Jason Kopec - "Release the Cheerfulness, China"

Jason Kopec - "Untitled Track 2" (Noise|Order 2008)
Jason Kopec – Release the Cheerfulness, China: Ground Up 2 / Noise|Order
Eth-nog-ra-phy (eth- ‘nä-gruh-fē): the study and systematic recording of human cultures; a descriptive work produced from such research. (Merriam-Webster)
Jason Kopec refers to himself as a musical ethnographer. While this is not a new concept (see Sublime Frequencies as a popular and well executed example), it’s a practice that typically leads to very interesting results, especially for audiophiles. Historically, traditional ethnographers gain an expertise in their field of interest by holistic research methods. In other words, it’s the complete submergence into another culture by an anthropologist to try and form qualitative and quantitative descriptions of different societies and social occurrences. The goal is to achieve as good of an understanding of the situation as possible by first-hand experience and report it in some sort of research paper for others to learn from and become culturally aware and stimulated. As a musical ethnographer, this would enlist a similar approach to research with an enlightening audio statement as the final product. The product of Kopec’s research is presented through the Ground Up series via his own label, Noise|Order Recordings. His field recordings sidestep compete academia though thanks to a lack of accompanying information, which surprisingly plays to the album’s favor in this writer’s opinion.
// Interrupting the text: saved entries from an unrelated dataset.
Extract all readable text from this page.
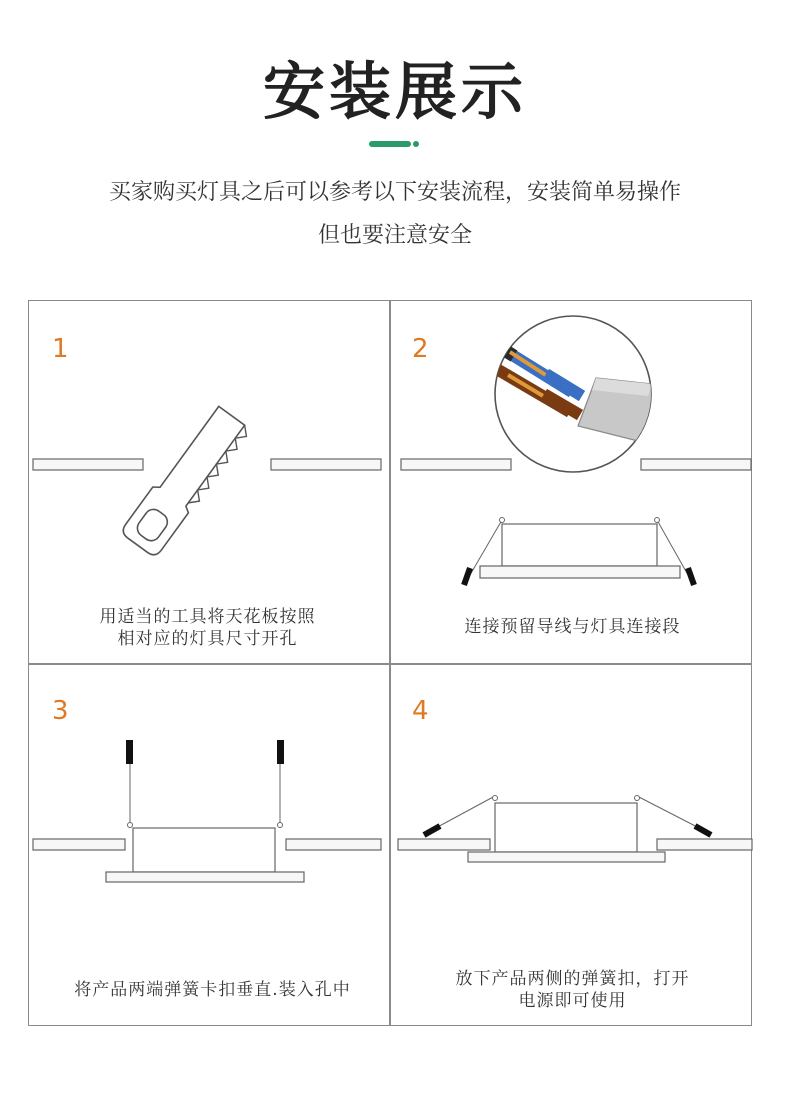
安装展示
买家购买灯具之后可以参考以下安装流程，安装简单易操作
但也要注意安全
1	2
3	4
用适当的工具将天花板按照
相对应的灯具尺寸开孔
连接预留导线与灯具连接段
将产品两端弹簧卡扣垂直.装入孔中
放下产品两侧的弹簧扣，打开
电源即可使用
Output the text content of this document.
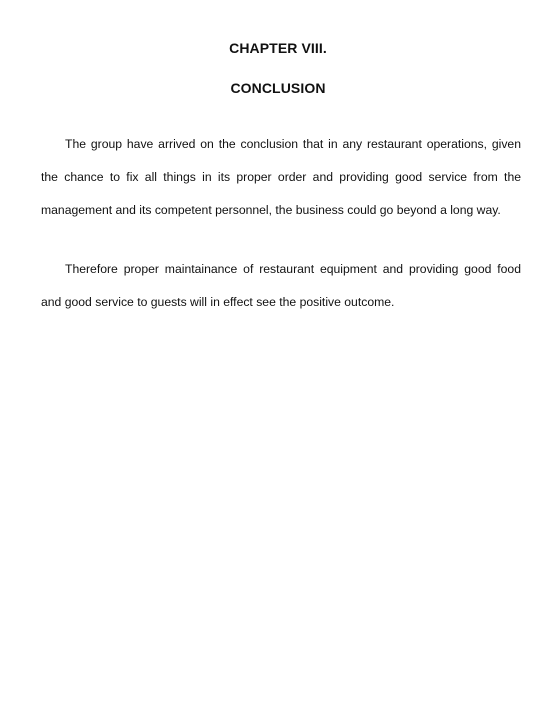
CHAPTER VIII.
CONCLUSION

The group have arrived on the conclusion that in any restaurant operations, given the chance to fix all things in its proper order and providing good service from the management and its competent personnel, the business could go beyond a long way.

Therefore proper maintainance of restaurant equipment and providing good food and good service to guests will in effect see the positive outcome.
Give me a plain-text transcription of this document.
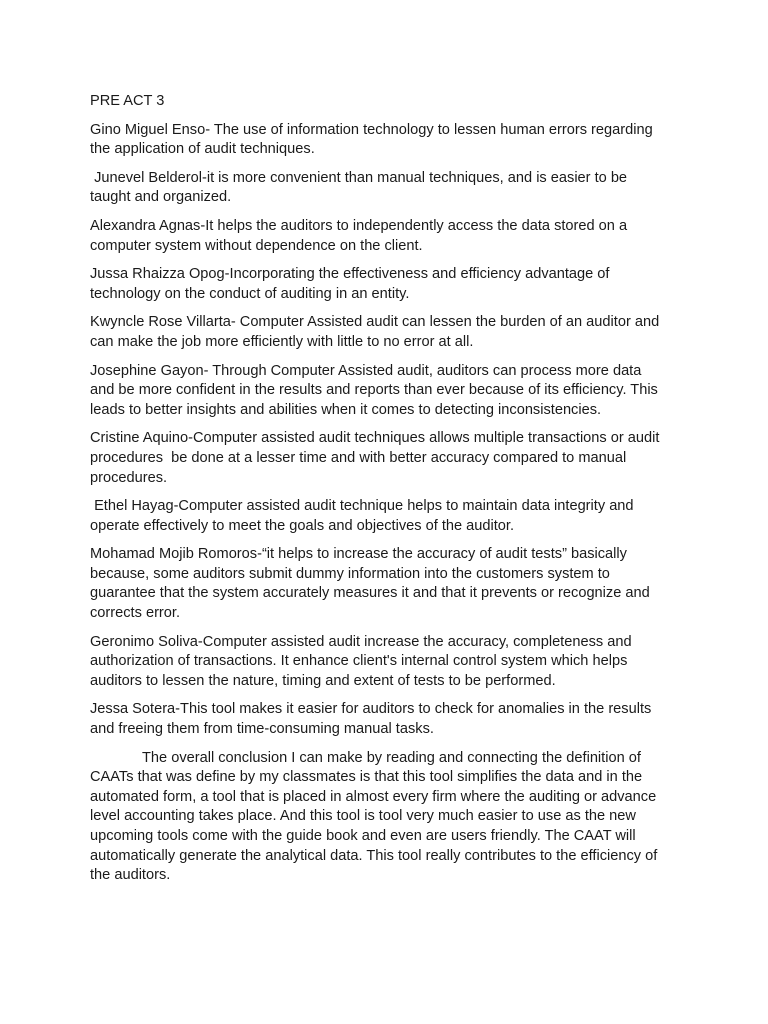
PRE ACT 3

Gino Miguel Enso- The use of information technology to lessen human errors regarding the application of audit techniques.

Junevel Belderol-it is more convenient than manual techniques, and is easier to be taught and organized.

Alexandra Agnas-It helps the auditors to independently access the data stored on a computer system without dependence on the client.

Jussa Rhaizza Opog-Incorporating the effectiveness and efficiency advantage of technology on the conduct of auditing in an entity.

Kwyncle Rose Villarta- Computer Assisted audit can lessen the burden of an auditor and can make the job more efficiently with little to no error at all.

Josephine Gayon- Through Computer Assisted audit, auditors can process more data and be more confident in the results and reports than ever because of its efficiency. This leads to better insights and abilities when it comes to detecting inconsistencies.

Cristine Aquino-Computer assisted audit techniques allows multiple transactions or audit procedures  be done at a lesser time and with better accuracy compared to manual procedures.

Ethel Hayag-Computer assisted audit technique helps to maintain data integrity and operate effectively to meet the goals and objectives of the auditor.

Mohamad Mojib Romoros-“it helps to increase the accuracy of audit tests” basically because, some auditors submit dummy information into the customers system to guarantee that the system accurately measures it and that it prevents or recognize and corrects error.

Geronimo Soliva-Computer assisted audit increase the accuracy, completeness and authorization of transactions. It enhance client's internal control system which helps auditors to lessen the nature, timing and extent of tests to be performed.

Jessa Sotera-This tool makes it easier for auditors to check for anomalies in the results and freeing them from time-consuming manual tasks.

The overall conclusion I can make by reading and connecting the definition of CAATs that was define by my classmates is that this tool simplifies the data and in the automated form, a tool that is placed in almost every firm where the auditing or advance level accounting takes place. And this tool is tool very much easier to use as the new upcoming tools come with the guide book and even are users friendly. The CAAT will automatically generate the analytical data. This tool really contributes to the efficiency of the auditors.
Kopec dubbed Group Up 2, Release the Cheerfulness, China. As the title implies, it consists of field recordings he captured during a four-month expedition through the vast East Asian civilization. Unlike a lot of ethnomusicological studies, it does not concentrate on a highly specific style, instrument, people or concentrated area. Instead, Kopec apparently just meanders with ears open and microphone ready. The contents of the disc range from captured ambient scenes – like that of Shanghai traffic noise or peaceful nature chirps – to traditional music or channel flipping through local television. The liner notes are sparse to an alarming degree, leaving less to be learned from these audible culture glimpses as to be aesthetically enjoyed.
The sonic scenes are not terribly hard to decipher. There are tracks that solely concentrate on a particular native instrument performance, such as the refined glissando of a guqin during the second track or the familiar awkward yearns of a solo erhu performance on track nine. When the ensembles are larger, for example the sixteen-minute meditative performance of bells, strings, flutes and bass drum during track twelve or the slightly militaristic sounding track eight, pinpointing a particular style of music or geographical area where it may stem from would only be possible for folks experienced in Chinese culture.
The ambient scenes run a similar course of vague identifiability. The highly resonant space recorded in track eleven conjures images of massive temples or maybe even natural caves as hollow soundwaves and sparse gong hits cascade into an eerie, unsettling drone. And the final two tracks capture what sounds like a late evening plaza scene as ambient conversation and a passing vehicle are drowned out by the menacing chirp of some sort of species in the Acrididae family. The common listener can always form a generic mental image of the circumstances under which Kopec turned on his field kit, but the specifics are left to Kopec’s memory alone, letting the sounds transcend any kind of voyeurism into a sort of indefinable music.
This is all thanks to the lack of liner notes on Kopec’s part. It’s simultaneously frustrating from an academic standpoint and alleviating by forcing the recordings into simply a recreational listen. Release the Cheerfulness, China could just as easily be a study on curious sonic characteristics of the East Asian culture, but instead it becomes a transportive piece of ambient music suitable for nearly any circumstance when you just want something exotic on in the background of your apartment. I’m not sure if this makes Kopec the musical ethnographer he proclaims to be, but instead a sonic photographer. The moment is captured not for the particular details to be pieced together into the bigger puzzle of understanding life, but to be enjoyed in aesthetic sense as an interesting scene unable to be recreated and displaying the momentary beauty of the exotic world we live in.